Por Marcelo Ferraz
Infelizmente o Brasil ainda não superou a influência extremista dos “socialistas” radicais, bem como do individualismo exacerbado dos conservadores de direta. Mesmo o país tendo proclamado uma Constituição Cidadã republicana que preza pelos princípios democráticos, ainda prevalece nas mentes burlescas esse muro de Berlim imaginário, que, como uma cortina de ferro ou um cabresto, divide toda nação entre as premissas fundamentalistas da esquerda ou da direta.
O debate democrático foi destituído pelo discurso de ódio em nome dos interesses particulares. Os “pensadores” contemporâneos, dessas correntes polarizadas, ao invés de tentarem desconstruir o discurso do adversário no plano das ideias, para com isso, trazer seus ideais “virtuosos” à tona, agora se transformaram em extremistas a serviço da intolerância, atacando, diretamente, a própria pessoa. Não basta desqualificar somente o discurso, mas tem que, segundo essa visão maniqueísta, atingir a honra, a imagem, a vida privada e a dignidade da pessoa.
Hoje qualquer cidadão que manifestar sua opinião contra a corrupção, imposta por alguns integrantes do Partido dos Trabalhadores, bem como contra as políticas públicas que desequilibraram a economia do país durante a vigência do mandato petista, já é taxado de “coxinha” neoliberalista a serviço do capital estrangeiro.
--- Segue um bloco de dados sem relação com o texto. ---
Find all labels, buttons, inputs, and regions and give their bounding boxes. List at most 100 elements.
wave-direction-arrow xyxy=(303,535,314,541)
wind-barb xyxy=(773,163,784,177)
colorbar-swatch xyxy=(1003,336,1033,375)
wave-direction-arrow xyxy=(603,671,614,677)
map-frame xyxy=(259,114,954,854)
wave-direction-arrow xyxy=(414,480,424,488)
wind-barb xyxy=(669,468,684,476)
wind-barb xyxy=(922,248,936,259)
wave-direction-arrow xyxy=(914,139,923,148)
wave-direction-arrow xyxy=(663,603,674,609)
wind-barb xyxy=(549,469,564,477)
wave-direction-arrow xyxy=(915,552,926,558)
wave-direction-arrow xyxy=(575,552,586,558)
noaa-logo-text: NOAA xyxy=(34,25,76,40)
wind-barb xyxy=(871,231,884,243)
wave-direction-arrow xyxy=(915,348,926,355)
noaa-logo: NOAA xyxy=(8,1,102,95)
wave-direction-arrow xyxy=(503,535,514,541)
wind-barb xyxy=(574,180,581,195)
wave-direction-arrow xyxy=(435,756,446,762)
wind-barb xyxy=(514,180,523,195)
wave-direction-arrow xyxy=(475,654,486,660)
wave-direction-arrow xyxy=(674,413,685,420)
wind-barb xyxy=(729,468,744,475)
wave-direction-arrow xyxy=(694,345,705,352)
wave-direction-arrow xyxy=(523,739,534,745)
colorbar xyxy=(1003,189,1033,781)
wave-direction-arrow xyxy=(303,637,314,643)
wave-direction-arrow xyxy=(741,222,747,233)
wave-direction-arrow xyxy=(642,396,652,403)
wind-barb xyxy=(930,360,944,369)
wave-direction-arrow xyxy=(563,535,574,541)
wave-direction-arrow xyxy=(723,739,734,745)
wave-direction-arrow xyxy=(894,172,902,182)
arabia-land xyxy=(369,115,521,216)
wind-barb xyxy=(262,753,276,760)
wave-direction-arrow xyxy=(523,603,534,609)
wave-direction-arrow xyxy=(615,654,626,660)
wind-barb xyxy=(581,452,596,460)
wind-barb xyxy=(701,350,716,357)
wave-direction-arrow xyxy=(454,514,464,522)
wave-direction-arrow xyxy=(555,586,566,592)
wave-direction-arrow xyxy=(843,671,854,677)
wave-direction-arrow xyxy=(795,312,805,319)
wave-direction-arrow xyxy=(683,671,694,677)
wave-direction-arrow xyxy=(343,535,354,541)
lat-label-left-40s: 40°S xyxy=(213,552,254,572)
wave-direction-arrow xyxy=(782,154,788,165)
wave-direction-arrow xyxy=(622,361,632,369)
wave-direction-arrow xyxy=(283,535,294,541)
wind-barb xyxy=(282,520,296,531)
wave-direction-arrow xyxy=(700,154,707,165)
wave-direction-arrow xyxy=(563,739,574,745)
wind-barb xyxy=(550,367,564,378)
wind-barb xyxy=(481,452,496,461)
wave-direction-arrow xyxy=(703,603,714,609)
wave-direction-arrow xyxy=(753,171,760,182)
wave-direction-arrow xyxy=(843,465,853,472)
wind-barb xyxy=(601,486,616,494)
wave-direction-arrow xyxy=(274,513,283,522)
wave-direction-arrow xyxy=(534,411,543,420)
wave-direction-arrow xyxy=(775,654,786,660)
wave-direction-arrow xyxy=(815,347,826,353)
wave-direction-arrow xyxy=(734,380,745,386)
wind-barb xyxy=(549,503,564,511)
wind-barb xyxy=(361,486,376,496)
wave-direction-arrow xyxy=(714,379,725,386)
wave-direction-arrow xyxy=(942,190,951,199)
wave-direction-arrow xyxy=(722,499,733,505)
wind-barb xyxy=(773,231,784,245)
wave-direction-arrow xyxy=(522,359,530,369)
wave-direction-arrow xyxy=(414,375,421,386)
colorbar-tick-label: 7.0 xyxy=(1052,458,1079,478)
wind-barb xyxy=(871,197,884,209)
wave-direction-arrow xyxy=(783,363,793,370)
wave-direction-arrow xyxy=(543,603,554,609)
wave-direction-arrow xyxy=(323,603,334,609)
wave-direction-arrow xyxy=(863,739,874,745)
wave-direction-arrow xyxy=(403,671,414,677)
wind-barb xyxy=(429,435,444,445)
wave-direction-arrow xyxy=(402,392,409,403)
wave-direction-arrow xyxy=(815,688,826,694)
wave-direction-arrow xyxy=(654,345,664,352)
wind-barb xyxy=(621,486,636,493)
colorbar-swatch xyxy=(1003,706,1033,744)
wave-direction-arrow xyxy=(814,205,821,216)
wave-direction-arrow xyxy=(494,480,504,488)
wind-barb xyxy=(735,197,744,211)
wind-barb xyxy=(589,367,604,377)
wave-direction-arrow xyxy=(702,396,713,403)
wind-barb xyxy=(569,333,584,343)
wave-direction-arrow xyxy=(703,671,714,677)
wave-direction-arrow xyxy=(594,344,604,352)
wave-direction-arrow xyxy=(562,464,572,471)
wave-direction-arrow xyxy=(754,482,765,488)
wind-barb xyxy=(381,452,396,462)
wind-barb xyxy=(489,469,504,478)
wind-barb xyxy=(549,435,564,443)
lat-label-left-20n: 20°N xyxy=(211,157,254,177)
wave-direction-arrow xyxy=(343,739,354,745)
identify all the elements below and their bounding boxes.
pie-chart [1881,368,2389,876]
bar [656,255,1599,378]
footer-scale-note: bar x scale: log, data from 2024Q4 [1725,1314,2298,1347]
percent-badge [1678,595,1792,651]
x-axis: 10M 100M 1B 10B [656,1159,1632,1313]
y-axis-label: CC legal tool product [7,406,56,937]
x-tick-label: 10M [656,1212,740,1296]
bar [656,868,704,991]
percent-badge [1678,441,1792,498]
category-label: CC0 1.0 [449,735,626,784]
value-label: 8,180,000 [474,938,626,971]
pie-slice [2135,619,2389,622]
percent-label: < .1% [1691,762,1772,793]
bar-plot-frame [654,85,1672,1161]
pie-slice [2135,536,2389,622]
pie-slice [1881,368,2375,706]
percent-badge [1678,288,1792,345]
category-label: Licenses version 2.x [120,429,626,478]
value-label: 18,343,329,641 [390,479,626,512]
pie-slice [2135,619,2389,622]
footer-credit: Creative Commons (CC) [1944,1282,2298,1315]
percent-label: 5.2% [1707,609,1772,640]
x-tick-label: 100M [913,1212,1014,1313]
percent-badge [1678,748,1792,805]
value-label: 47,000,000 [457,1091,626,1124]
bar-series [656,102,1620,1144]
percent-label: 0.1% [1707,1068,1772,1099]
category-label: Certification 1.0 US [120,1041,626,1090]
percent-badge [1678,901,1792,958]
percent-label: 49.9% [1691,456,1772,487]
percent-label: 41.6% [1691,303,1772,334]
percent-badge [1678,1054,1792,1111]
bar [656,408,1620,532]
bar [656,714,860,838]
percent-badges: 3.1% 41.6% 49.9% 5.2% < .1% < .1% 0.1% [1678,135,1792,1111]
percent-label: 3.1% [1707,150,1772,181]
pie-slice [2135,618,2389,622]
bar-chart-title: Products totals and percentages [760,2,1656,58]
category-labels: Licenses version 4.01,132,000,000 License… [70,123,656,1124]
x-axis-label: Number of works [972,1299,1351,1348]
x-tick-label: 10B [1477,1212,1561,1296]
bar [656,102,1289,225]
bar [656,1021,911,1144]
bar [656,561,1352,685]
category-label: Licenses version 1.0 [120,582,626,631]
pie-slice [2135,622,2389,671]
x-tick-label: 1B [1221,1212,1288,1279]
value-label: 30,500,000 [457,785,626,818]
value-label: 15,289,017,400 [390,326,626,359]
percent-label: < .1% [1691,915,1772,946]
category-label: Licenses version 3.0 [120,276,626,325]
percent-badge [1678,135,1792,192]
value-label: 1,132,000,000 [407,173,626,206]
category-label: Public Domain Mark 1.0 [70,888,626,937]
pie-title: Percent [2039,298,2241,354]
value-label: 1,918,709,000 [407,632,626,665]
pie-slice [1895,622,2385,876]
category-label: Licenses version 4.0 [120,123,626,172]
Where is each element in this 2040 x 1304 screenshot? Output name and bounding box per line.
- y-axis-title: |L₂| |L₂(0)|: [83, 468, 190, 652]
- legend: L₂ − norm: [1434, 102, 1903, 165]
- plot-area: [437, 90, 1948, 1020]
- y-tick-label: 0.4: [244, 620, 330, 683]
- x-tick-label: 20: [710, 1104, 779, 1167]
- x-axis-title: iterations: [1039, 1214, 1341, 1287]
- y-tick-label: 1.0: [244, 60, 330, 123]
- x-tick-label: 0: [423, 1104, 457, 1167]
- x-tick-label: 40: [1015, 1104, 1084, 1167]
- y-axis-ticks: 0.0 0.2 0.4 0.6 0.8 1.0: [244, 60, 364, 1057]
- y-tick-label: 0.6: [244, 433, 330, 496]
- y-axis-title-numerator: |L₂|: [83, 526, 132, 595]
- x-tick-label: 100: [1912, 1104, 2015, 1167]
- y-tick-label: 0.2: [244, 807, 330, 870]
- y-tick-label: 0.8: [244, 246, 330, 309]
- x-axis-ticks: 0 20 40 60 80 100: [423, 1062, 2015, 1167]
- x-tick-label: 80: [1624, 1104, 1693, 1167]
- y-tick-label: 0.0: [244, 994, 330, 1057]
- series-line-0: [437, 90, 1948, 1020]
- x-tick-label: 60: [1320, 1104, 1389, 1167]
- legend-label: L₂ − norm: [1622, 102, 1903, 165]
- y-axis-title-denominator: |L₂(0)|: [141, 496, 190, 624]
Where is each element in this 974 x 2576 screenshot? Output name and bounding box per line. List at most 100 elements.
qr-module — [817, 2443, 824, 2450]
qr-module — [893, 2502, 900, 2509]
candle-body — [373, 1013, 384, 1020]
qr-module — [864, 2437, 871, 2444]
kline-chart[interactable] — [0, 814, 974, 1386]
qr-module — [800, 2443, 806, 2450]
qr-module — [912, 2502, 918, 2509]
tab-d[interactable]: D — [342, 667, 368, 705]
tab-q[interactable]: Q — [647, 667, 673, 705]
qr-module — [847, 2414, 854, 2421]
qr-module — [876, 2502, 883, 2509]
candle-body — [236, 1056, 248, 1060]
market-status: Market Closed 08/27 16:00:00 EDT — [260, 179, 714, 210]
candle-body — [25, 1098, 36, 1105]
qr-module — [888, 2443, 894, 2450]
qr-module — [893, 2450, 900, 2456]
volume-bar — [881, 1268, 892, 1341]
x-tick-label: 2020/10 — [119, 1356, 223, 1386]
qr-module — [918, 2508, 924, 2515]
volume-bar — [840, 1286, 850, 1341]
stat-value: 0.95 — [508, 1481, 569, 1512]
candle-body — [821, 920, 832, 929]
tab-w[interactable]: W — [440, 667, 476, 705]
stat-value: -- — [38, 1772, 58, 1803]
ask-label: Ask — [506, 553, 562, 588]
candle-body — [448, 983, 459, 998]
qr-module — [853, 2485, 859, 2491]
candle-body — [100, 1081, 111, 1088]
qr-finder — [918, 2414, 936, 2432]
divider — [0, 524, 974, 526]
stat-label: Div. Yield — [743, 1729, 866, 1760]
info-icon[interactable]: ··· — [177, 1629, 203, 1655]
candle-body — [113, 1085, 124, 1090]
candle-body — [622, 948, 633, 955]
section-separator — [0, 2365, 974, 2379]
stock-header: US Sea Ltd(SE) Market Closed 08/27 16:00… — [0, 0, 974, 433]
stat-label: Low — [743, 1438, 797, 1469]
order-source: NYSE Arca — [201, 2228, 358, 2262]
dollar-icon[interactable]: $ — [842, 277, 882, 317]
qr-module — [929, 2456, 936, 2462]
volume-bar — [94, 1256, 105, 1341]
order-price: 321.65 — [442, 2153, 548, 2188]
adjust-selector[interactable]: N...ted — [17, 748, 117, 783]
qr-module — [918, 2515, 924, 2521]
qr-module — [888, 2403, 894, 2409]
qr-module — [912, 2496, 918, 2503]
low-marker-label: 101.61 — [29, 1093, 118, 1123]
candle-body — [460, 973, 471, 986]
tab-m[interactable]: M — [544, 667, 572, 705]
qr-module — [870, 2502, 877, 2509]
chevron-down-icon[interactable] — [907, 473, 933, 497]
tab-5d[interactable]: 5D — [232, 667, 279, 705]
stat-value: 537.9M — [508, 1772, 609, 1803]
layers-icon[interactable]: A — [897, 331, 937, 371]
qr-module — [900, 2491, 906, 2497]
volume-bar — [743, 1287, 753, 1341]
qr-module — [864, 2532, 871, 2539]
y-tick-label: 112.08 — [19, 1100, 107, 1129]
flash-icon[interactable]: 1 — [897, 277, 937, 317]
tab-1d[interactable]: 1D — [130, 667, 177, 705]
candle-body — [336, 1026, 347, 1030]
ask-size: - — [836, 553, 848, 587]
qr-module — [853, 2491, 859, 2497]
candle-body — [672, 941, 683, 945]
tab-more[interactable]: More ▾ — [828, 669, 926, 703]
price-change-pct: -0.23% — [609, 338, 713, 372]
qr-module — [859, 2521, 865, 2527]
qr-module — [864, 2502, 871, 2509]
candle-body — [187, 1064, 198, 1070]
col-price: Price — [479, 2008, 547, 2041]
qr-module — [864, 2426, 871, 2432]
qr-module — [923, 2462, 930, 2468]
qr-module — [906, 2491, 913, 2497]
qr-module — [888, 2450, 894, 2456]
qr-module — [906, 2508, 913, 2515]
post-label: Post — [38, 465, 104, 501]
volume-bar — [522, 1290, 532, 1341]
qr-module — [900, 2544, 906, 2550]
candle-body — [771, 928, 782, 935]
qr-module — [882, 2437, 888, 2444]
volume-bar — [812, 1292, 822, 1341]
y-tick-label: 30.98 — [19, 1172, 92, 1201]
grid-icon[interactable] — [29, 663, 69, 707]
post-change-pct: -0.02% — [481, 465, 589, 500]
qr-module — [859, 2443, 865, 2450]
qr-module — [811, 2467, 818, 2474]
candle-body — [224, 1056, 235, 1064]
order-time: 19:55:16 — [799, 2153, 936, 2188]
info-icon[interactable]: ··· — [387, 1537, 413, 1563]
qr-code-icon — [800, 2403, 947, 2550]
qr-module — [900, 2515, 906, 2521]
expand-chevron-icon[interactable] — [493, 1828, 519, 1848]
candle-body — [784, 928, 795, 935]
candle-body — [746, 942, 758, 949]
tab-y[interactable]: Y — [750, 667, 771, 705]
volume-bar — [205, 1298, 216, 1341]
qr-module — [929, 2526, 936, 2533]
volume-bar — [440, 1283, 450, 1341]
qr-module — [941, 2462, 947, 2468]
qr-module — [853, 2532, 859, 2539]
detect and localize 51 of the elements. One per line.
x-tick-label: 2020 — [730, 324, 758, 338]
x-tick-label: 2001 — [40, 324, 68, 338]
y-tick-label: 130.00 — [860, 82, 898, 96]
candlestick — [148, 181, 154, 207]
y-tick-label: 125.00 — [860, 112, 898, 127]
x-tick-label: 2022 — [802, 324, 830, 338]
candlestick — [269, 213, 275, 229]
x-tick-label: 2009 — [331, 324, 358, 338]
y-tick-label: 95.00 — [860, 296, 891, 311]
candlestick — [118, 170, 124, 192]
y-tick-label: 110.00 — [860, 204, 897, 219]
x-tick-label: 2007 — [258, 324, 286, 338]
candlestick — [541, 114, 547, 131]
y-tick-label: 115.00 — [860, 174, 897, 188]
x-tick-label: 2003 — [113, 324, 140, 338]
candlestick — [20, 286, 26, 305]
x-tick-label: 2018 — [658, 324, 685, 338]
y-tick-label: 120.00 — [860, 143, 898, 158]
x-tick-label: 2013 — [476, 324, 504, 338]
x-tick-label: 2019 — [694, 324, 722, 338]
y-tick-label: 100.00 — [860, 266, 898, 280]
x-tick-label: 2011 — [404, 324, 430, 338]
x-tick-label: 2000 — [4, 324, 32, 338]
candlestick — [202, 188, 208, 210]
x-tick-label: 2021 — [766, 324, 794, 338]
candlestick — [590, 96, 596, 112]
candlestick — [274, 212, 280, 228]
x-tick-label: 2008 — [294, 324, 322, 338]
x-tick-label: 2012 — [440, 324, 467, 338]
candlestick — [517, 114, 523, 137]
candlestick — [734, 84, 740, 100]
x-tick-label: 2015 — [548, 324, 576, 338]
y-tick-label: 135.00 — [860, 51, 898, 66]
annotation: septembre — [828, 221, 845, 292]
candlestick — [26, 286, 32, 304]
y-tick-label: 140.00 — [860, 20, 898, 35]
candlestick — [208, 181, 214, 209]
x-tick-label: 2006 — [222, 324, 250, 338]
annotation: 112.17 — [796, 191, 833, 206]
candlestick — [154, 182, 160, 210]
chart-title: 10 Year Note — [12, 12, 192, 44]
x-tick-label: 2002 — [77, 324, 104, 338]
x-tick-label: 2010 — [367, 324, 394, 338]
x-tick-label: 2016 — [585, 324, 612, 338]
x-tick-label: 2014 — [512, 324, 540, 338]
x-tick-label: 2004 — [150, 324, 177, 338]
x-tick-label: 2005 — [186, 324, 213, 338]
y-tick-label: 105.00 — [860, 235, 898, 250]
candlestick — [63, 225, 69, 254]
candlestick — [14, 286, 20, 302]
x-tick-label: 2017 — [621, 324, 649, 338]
Por outro lado, caso o cidadão queira criticar uma concessão ou a privatização estatal indevida, ou tentar defender os diretos sociais elencando na Carta Magda de 88, ele já é taxado de comunista e membro da esquerdopata, que foi doutrinado desde quando estava na barriga da mãe dele, que por sua vez, também deveria ser uma proletária a serviço do fantasma de Stalin.
Parece ser cômico, mas não é, pois o medo do comunismo ser implantado no Brasil levou os líderes desta nação, à época, violar a liberdade de expressão, a liberdade de ir e vir e o que é pior: privar a nação de escolher seus representantes públicos. Por outro lado, após duas décadas de um regime ditatorial, o medo de viver novamente sob a tutela de militares levou uma geração inteira praticamente a odiarem os símbolos patrióticos de uma nação, como a Bandeira Nacional e as Forças Armadas do país. Aqui não vale a pena citar o número de mortos que essa guerra ideológica deixou de herança às famílias brasileiras.
Por fim, trazendo esse conflito de ideologias para atualidade, não dá para entender por qual motivo as pessoas, que saíram às ruas marchando contra o governo petista, hoje apoiam ou se omitem diante do governo ilegítimo de Michel Temer (PMDB). Temer, Renan e cunha chancelaram todas as decisões da cúpula petista durante os 13 anos que o PT estava à frente do Poder Executivo.
Contudo, criticar o governo atual por querer impor um ajuste econômico que vai deformar a Constituição Federal a fim de garantir um controle de gasto público injusto e à custa da vulnerabilidade social da grande maioria dos brasileiros, não significa apoiar a volta do regime fracassado “lulista”.
O grito que clama em todo país é por uma reforma tributária justa, que venha equilibrar a balança de produção deste país. Hoje o pequeno produtor, o pequeno empresário, servidores públicos e trabalhadores da iniciativa privada em geral são massacrados pela carga tributária atual, enquanto isso, uma minoria de privilegiados desfruta dos lucros abusivos de um verdadeiro paraíso fiscal, que se tornou o Brasil.
Portanto, dizer que “os estudantes estão representando os anseios da esquerdopata”, ao reivindicarem mais investimentos para educação, ou dizer que “as nossas crianças invadem escolas só para fumar maconha”, ao lutarem contra um plano de desmonte da educação pública, isso sim significa um desrespeito desleal à história de luta de todos aqueles que verdadeiramente sonham com um país livre, justo e democrático.
Marcelo Ferraz é escritor e jornalista.